「ワシントンに怪物・・・いえ・・キャスリーンから発射された光球が落ちた様です。」
テレビ画面に録画の光景が映し出された。小さな光るものが地面に落下し、次の瞬間には強烈な光に変わった。
「日本にもあの光球は落ちています。新潟県の苗場付近です。」別の画面にワシントンと同じようなキノコ雲を、上から眺めたような画像が映っている。十数年前ある大統領が他の国より自分の国を優先するとの政策転換以来、日本も自国の監視衛生を複数持つに至っていた。
「・・・カイト・・・大変なことになっているぞ・・・」天使は廃墟になった大都市の画像を見せた。
「うわ・・これまじで?」ベッドに横になったままカイトは画像を見ていた。
「でもさー熱いし痛いし・・俺じゃないやつでもいいんじゃねえの?」とカイト。
「・・お前だけなのだ。力を与えられたのは・・・」とミカエルは言った。
「嘘!俺だけ?」急に目覚めるカイト。
天使は少し驚いた。カイトが何に反応したのか分からなかったためだ。
「俺だけかあ・・そうかあ・・それって俺がほかのやつよりスゲエってことだよね?」とカイトは言った。彼は笑顔を抑えられない。

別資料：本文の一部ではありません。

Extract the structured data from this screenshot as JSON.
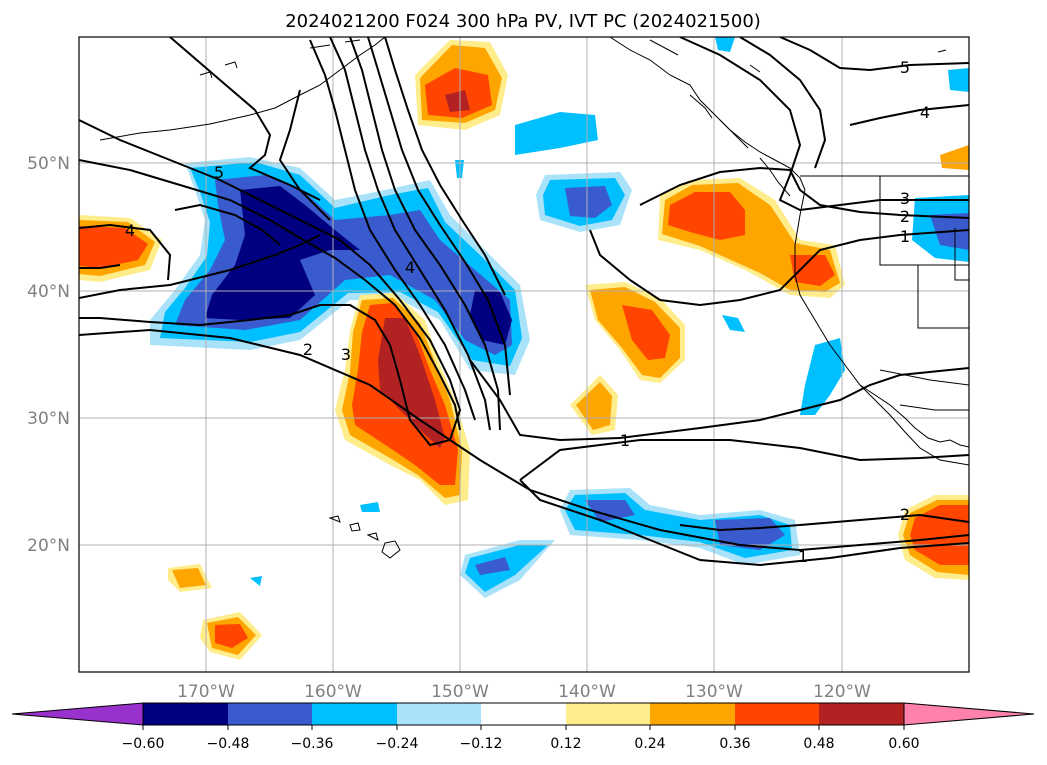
{
  "title": "2024021200 F024 300 hPa PV, IVT PC (2024021500)",
  "map": {
    "lon_labels": [
      "170°W",
      "160°W",
      "150°W",
      "140°W",
      "130°W",
      "120°W"
    ],
    "lat_labels": [
      "50°N",
      "40°N",
      "30°N",
      "20°N"
    ],
    "contour_labels": [
      "5",
      "4",
      "3",
      "2",
      "1"
    ],
    "colors": {
      "land_outline": "#000000",
      "gridlines": "#b0b0b0",
      "contours": "#000000"
    }
  },
  "colorbar": {
    "ticks": [
      "−0.60",
      "−0.48",
      "−0.36",
      "−0.24",
      "−0.12",
      "0.12",
      "0.24",
      "0.36",
      "0.48",
      "0.60"
    ],
    "colors": [
      "#9932cc",
      "#000080",
      "#3a5bcd",
      "#00bfff",
      "#aae3f9",
      "#ffffff",
      "#ffec8b",
      "#ffa500",
      "#ff4500",
      "#b22222",
      "#ff82ab"
    ]
  }
}
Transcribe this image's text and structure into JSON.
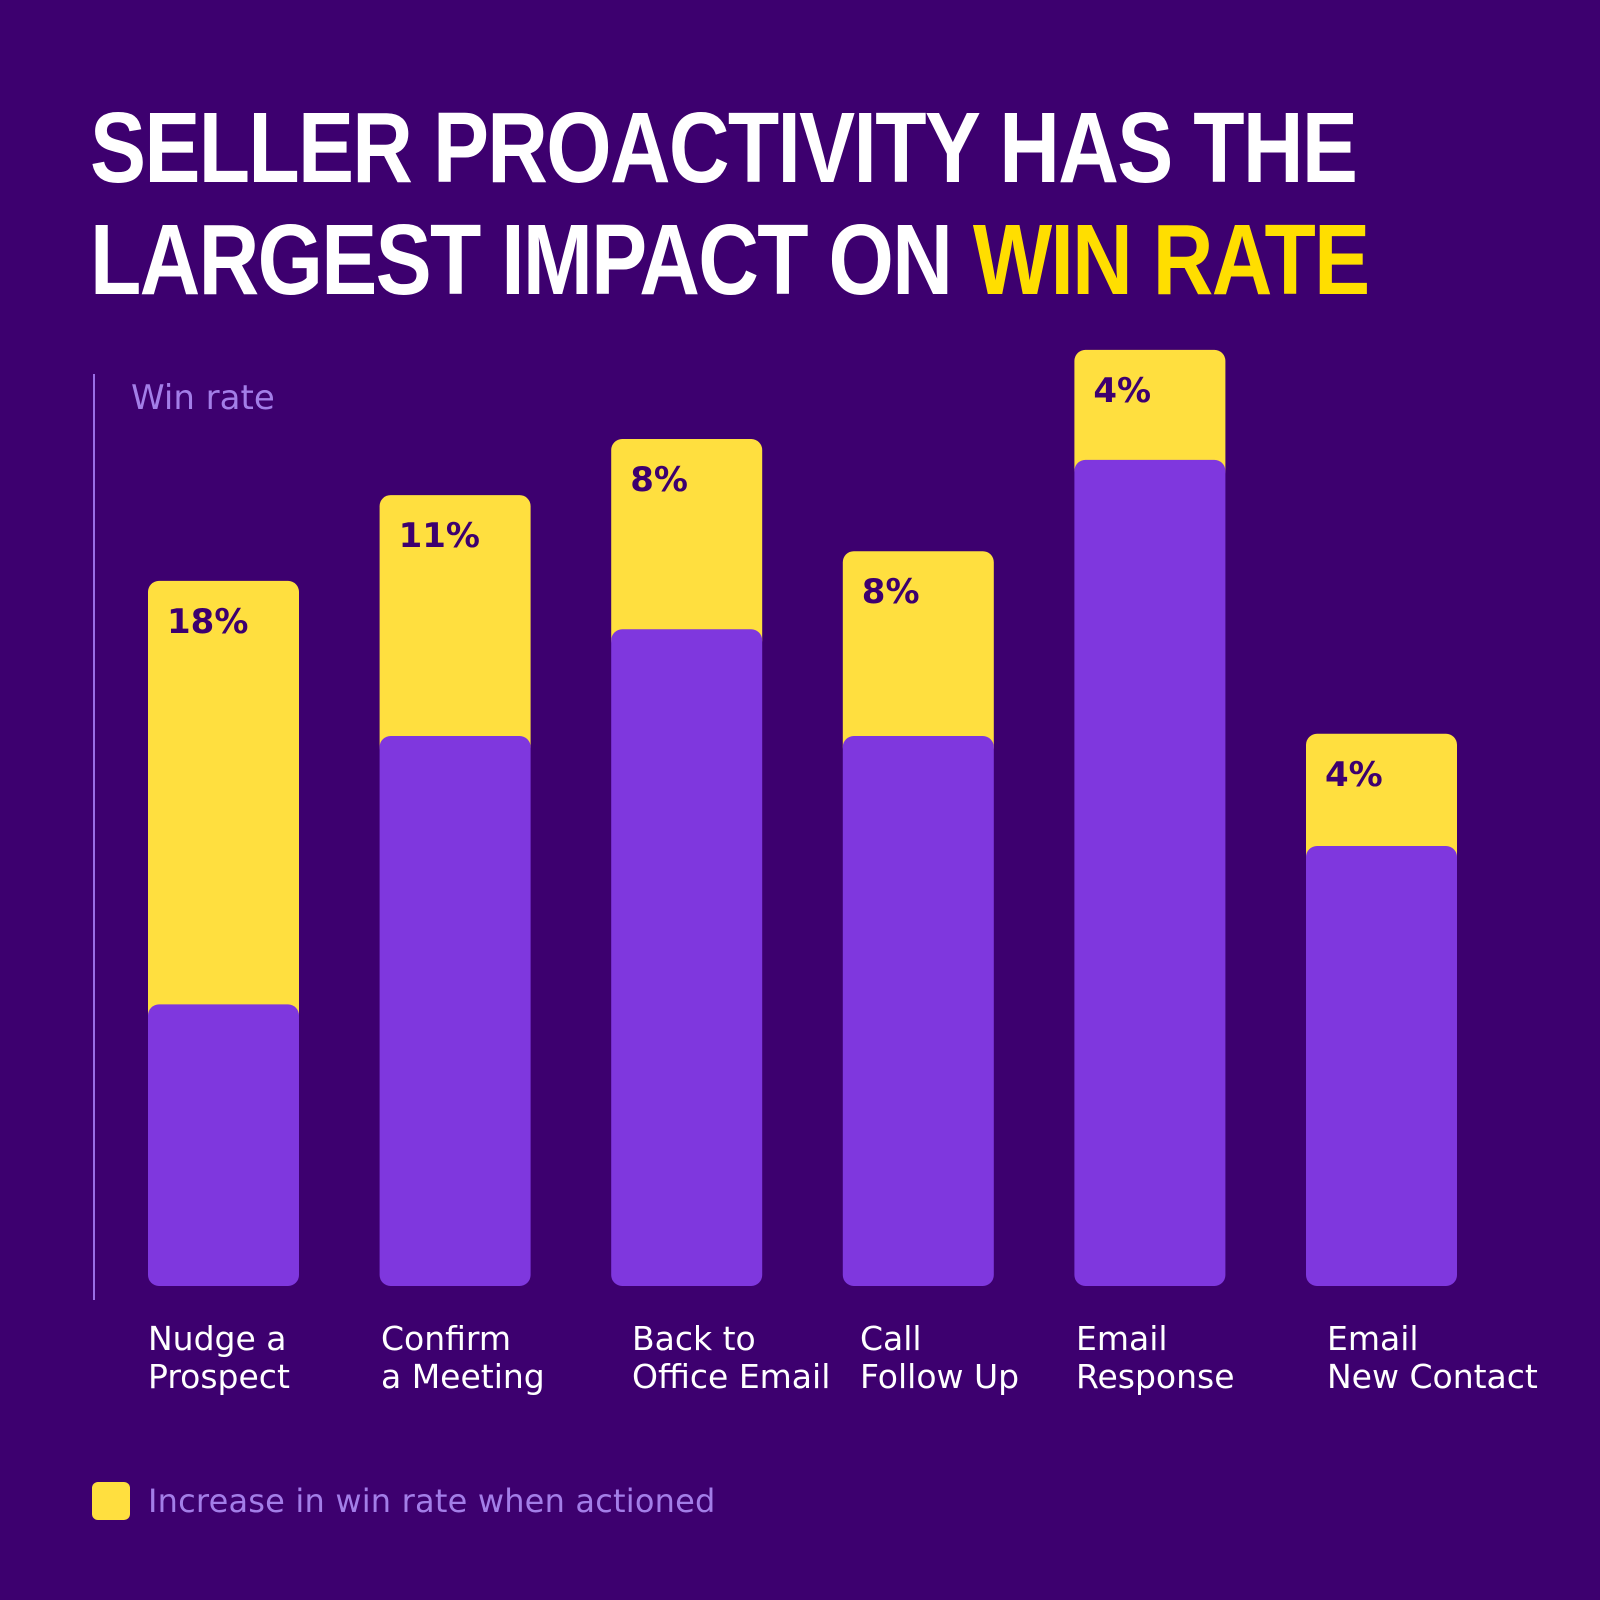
{
  "title": {
    "line1": "SELLER PROACTIVITY HAS THE",
    "line2_white": "LARGEST IMPACT ON ",
    "line2_highlight": "WIN RATE"
  },
  "colors": {
    "background": "#3d006f",
    "base_bar": "#7f37de",
    "increase_bar": "#ffdf3f",
    "value_label": "#3d006f",
    "axis_label": "#a37ee8",
    "category_label": "#ffffff",
    "highlight": "#ffde00"
  },
  "chart_data": {
    "type": "bar",
    "stacked": true,
    "ylabel": "Win rate",
    "categories": [
      [
        "Nudge a",
        "Prospect"
      ],
      [
        "Confirm",
        "a Meeting"
      ],
      [
        "Back to",
        "Office Email"
      ],
      [
        "Call",
        "Follow Up"
      ],
      [
        "Email",
        "Response"
      ],
      [
        "Email",
        "New Contact"
      ]
    ],
    "base_values": [
      25.6,
      50,
      59.7,
      50,
      75.1,
      40
    ],
    "increase_values": [
      38.5,
      21.9,
      17.3,
      16.8,
      10,
      10.2
    ],
    "increase_labels": [
      "18%",
      "11%",
      "8%",
      "8%",
      "4%",
      "4%"
    ],
    "ylim": [
      0,
      85
    ],
    "grid": false,
    "legend": {
      "position": "bottom-left",
      "label": "Increase in win rate when actioned"
    }
  }
}
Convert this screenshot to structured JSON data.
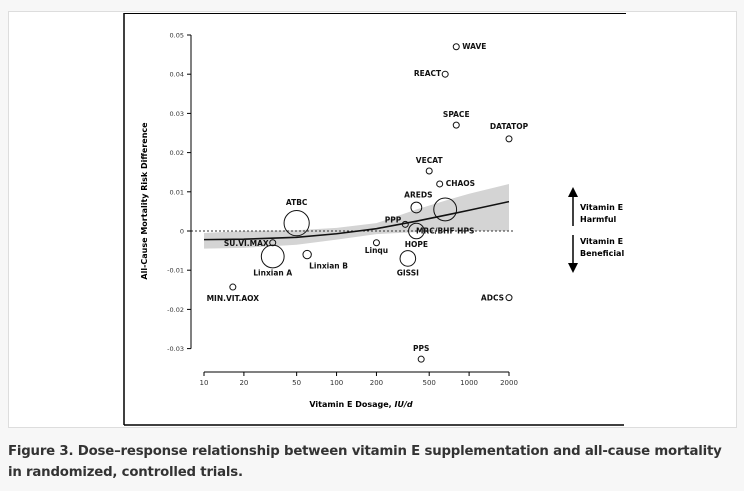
{
  "caption": "Figure 3. Dose–response relationship between vitamin E supplementation and all-cause mortality in randomized, controlled trials.",
  "chart_data": {
    "type": "scatter",
    "xlabel": "Vitamin E Dosage, IU/d",
    "xlabel_main": "Vitamin E Dosage, ",
    "xlabel_unit": "IU/d",
    "ylabel": "All-Cause Mortality Risk Difference",
    "xscale": "log",
    "xlim": [
      10,
      2000
    ],
    "ylim": [
      -0.03,
      0.05
    ],
    "xticks": [
      10,
      20,
      50,
      100,
      200,
      500,
      1000,
      2000
    ],
    "xtick_labels": [
      "10",
      "20",
      "50",
      "100",
      "200",
      "500",
      "1000",
      "2000"
    ],
    "yticks": [
      0.05,
      0.04,
      0.03,
      0.02,
      0.01,
      0,
      -0.01,
      -0.02,
      -0.03
    ],
    "ytick_labels": [
      "0.05",
      "0.04",
      "0.03",
      "0.02",
      "0.01",
      "0",
      "-0.01",
      "-0.02",
      "-0.03"
    ],
    "reference_line": 0,
    "points": [
      {
        "label": "WAVE",
        "x": 800,
        "y": 0.047,
        "size": 1
      },
      {
        "label": "REACT",
        "x": 660,
        "y": 0.04,
        "size": 1
      },
      {
        "label": "SPACE",
        "x": 800,
        "y": 0.027,
        "size": 1
      },
      {
        "label": "DATATOP",
        "x": 2000,
        "y": 0.0235,
        "size": 1
      },
      {
        "label": "VECAT",
        "x": 500,
        "y": 0.0153,
        "size": 1
      },
      {
        "label": "CHAOS",
        "x": 600,
        "y": 0.012,
        "size": 1
      },
      {
        "label": "AREDS",
        "x": 400,
        "y": 0.006,
        "size": 3
      },
      {
        "label": "MRC/BHF HPS",
        "x": 660,
        "y": 0.0055,
        "size": 8
      },
      {
        "label": "PPP",
        "x": 330,
        "y": 0.0017,
        "size": 1
      },
      {
        "label": "HOPE",
        "x": 400,
        "y": 0.0,
        "size": 5
      },
      {
        "label": "ATBC",
        "x": 50,
        "y": 0.002,
        "size": 9
      },
      {
        "label": "SU.VI.MAX",
        "x": 33,
        "y": -0.003,
        "size": 1
      },
      {
        "label": "Linxian A",
        "x": 33,
        "y": -0.0065,
        "size": 8
      },
      {
        "label": "Linxian B",
        "x": 60,
        "y": -0.006,
        "size": 2
      },
      {
        "label": "Linqu",
        "x": 200,
        "y": -0.003,
        "size": 1
      },
      {
        "label": "GISSI",
        "x": 345,
        "y": -0.007,
        "size": 5
      },
      {
        "label": "MIN.VIT.AOX",
        "x": 16.5,
        "y": -0.0143,
        "size": 1
      },
      {
        "label": "ADCS",
        "x": 2000,
        "y": -0.017,
        "size": 1
      },
      {
        "label": "PPS",
        "x": 435,
        "y": -0.0327,
        "size": 1
      }
    ],
    "fit_line": {
      "x": [
        10,
        20,
        50,
        100,
        200,
        400,
        700,
        1000,
        2000
      ],
      "y": [
        -0.0022,
        -0.0021,
        -0.0016,
        -0.0007,
        0.0006,
        0.0025,
        0.0042,
        0.0053,
        0.0075
      ]
    },
    "confidence_band": {
      "x": [
        10,
        20,
        50,
        100,
        200,
        400,
        700,
        1000,
        2000
      ],
      "lower": [
        -0.0045,
        -0.0043,
        -0.0035,
        -0.0022,
        -0.0008,
        -0.0003,
        0.0,
        0.0,
        0.0
      ],
      "upper": [
        -0.0005,
        0.0,
        0.0002,
        0.0008,
        0.002,
        0.0055,
        0.008,
        0.0095,
        0.012
      ]
    },
    "annotations": {
      "harmful_line1": "Vitamin E",
      "harmful_line2": "Harmful",
      "beneficial_line1": "Vitamin E",
      "beneficial_line2": "Beneficial"
    }
  }
}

「・・ん・・ま、まあ・・・そうだ!凄いということだ・・」とミカエル。
「しょうがねえなあ・・やってやっかあ」のそのそとベットから起き出すカイト。
「・・・少し馬鹿なんじゃないですかね・・カイトって・・・」ガブリエルは言った。
「・・・だまっていろ・・やる気になったようだ・・・」ミカエルは言った。
カイトは自転車で人気のない雑木林に向かった。風が冷たい。変身してしまえば全く気にならないし、自分がスゴイ、そのことで彼はにやにやしていた。
さらに加速したキャスリーンはアメリカ西海岸へ到達していた。例のごとく触手から光線を出し街を破壊している。避難指示が出されていたが全く間に合っていない。
泣き叫びながらも光線の爆発に吹き飛ばされる人々や建物。大統領が不在となった今、副大統領が指揮を執っているが、水爆を使うか彼は躊躇していた。一応通常兵器による攻撃はされている、しかし予想の通り全く効いていない。
「致し方ありませんね。水爆を使いましょう」生き残った国防長官が副大統領に進言した。